Wednesday, October 25, 2017

"The Sea Monster" - 2016 - Final Images and the "Making of"......

This is going to be a really big post, so get ready.......

"The Sea Monster" was commissioned by a man in New England who has a fondness for sea creatures. I've never done a piece quite like this before, but I really enjoyed the challenge, and I think it came out pretty great. It measures 24" x 16" x 8", hangs on the wall, and is operated by turning the crank.
I posted 2 videos at the bottom of this post....

The final shots of the piece. 

The build.

I started here - with the "case" that will hold everything. 

Next, I added a crank, and geared it down so that no one can overcrank it. If I didn't do this, and someone turned the crank too fast, it might damage the mechanisms - or at least, something would get hung up somewhere. I never want to take that chance, so I always gear down any hand-cranked piece.

Next, I started with the waves, and the mechanisms to move them. Of course, I had to draw the whole thing out first, and figure out where the waves needed to be. They are of various lengths, and the pivots points were staggered in relation to each other.

There are 3 axles that hold the small cams, which lift the waves. The axles have 2 precision bearings, mounted in blocks at each end, front and back. Here you can see the axels in progress. There are also 3 clear Polycord belts that connect the rods and the crank together - and makes everything move.

These are some of the end pieces. You can see here that I had to add some lead weight to get them to act the way I wanted them to. The small wooden rods help the waves stay in place. The rods go into grooves cut into wooden blocks.

These are all of the waves, before I carved the final details into them. Since the sea monster is sitting in the scene, the waves have to "surround" him - so some of them are full length, and some are very short. Each wave it unique, and I had to number them to keep them straight. Two rods, one on each end, hold the waves in place.

Testing the position and the movement of the waves. The first wave had to be spring assisted on this one side. I straddles the big gear, and had to prevent it from touching the gear. 

Starting to build the sea monster. 

The first cuts were done on a bandsaw.

I was anxious to see him in amongst the waves.

Beginning to hollow out the mouth.

Since the head was mostly hollow,  it was made up from 3 pieces of basswood - you can see 2 pieces here.

I carved the insides and cut out the eye before I glued the 3 pieces together. The eye is weighted so it moves as the head tilts back and forth, and first I had to figure out how that was going to work.

Starting the carving of the head - so much fun.

The head is pretty much finished here. I still have to add his crest.

Here I'm making room in the back for the mechanism that will move the fin. 

The hole for the fin mechanism is done. The part that fits in here is removable. It's easier to work on that way.

I carved out even more of the back to make room for the other mechanisms. There are 2 cams and two levers here.

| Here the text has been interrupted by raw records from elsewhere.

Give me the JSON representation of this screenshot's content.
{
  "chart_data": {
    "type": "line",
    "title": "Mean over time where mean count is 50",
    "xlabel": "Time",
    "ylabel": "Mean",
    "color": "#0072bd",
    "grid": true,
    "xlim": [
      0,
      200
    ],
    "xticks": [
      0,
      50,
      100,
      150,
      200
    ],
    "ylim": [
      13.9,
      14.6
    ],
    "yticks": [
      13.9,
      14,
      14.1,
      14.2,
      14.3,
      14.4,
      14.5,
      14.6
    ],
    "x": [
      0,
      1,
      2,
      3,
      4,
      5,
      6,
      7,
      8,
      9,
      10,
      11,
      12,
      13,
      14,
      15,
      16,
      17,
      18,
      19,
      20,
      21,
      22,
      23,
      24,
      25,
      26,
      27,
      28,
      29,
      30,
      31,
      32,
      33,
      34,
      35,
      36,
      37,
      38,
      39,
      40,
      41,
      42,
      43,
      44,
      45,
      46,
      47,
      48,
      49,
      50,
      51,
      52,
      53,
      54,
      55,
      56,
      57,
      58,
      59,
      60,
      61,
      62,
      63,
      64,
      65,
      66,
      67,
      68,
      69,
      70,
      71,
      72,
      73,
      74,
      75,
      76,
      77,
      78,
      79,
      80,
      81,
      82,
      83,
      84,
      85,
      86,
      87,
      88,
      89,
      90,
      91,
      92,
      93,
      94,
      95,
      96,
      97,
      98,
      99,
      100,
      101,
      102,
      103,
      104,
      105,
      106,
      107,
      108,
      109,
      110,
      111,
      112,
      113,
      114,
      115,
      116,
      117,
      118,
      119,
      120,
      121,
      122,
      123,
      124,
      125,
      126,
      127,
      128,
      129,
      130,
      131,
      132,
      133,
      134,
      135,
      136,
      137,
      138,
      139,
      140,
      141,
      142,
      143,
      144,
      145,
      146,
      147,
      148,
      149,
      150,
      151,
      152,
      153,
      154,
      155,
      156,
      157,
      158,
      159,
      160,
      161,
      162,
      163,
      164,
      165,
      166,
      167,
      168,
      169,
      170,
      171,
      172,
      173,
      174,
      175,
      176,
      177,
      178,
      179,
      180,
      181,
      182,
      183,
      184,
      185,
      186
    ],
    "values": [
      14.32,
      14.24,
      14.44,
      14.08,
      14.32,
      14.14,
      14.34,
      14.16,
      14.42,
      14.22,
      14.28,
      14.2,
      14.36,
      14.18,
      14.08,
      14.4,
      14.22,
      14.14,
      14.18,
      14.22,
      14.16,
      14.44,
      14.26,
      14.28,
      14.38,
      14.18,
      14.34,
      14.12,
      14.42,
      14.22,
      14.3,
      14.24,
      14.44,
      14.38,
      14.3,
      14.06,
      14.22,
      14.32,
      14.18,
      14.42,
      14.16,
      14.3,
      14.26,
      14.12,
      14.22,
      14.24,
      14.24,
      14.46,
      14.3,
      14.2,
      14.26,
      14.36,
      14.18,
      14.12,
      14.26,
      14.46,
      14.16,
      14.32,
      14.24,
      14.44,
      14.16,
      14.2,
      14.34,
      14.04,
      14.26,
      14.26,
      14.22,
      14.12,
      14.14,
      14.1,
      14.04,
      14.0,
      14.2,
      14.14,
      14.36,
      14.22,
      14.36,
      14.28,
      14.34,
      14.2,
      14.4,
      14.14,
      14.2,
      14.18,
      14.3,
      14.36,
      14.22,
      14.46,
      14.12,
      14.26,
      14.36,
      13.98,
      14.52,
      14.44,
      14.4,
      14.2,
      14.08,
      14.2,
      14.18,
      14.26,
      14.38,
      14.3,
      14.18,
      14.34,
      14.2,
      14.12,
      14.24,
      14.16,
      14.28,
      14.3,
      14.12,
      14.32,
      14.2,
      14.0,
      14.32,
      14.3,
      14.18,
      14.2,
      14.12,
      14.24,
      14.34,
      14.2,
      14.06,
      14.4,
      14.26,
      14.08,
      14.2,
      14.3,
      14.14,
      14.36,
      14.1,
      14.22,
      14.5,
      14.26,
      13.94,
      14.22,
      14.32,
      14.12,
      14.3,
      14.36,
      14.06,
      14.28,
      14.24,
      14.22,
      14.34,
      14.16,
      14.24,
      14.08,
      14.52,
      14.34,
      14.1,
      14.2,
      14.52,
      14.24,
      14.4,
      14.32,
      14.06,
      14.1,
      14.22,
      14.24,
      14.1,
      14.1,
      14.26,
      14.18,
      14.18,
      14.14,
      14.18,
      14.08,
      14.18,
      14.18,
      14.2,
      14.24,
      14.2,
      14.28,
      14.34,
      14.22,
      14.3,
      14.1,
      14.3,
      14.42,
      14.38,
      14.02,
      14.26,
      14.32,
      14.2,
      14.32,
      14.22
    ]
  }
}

One moves the head, (which is spring assisted), and the other one moves the tail and fin. 

The two levers, with precision bearings on the cam followers.

The final look of the sea monster - before painting.

The teeth. I painted them before I glued them in.

All the pieces of the sea monster - just before painting.

After painting, but before aging.

After aging.

Painting the base - especially the area under the waves.

All the parts - painted, aged, waxed, and ready to be put together. Wow.

Almost all together.

Final assembly. All of the mechanical parts were figured out, and fabricated, before painting. This is just putting it all together, and checking to make sure it's working flawlessly. 

This shows one of the cams, one of the blocks that holds the bearings, and one of the rods that hold the end pieces in place.

The background painting in progress.......

......and after aging. It gets screwed to the back of the case.

This shows the eye, and how it's weighted. The two small brass rods limit it's movement.

The pine frame in progress.

This valance will hide the front of the waves, and it'll be painted the same color as the waves.

The final color of the frame. Four screws will hold it in place.

Test fit, (without the valance).

I hope you liked following along.
BTW I'm always accepting commissions. If you have an idea for a special piece, contact me - I'm sure we can come up with something really cool.

Here is the movie for "The Sea Monster".... You'll want to watch it full screen.

And here is the "making of" video......

Thanks for looking!



  1. I absolutely love this piece! Hi, I am a new fan of your work!

    1. Hi Cecilia, So glad you enjoy my work.

  2. Absolutely stunning. It made me think of the film The Adventures of Baron Munchausen.

  3. Late to the party, only just starting to make automata, and this had taught me loads about how to make stuff move.
    But more than that, its a stunning piece of art, and I love it!

  4. In The Sea Monster what did you use as the "belt" that runs between the pulleys? Is it small via plastic tubing? How were the ends joined together? By the way, your work is wonderful!

    1. Thanks Mike. The belt is polycord. It's fusible with a heat source - I use a candle. Google it.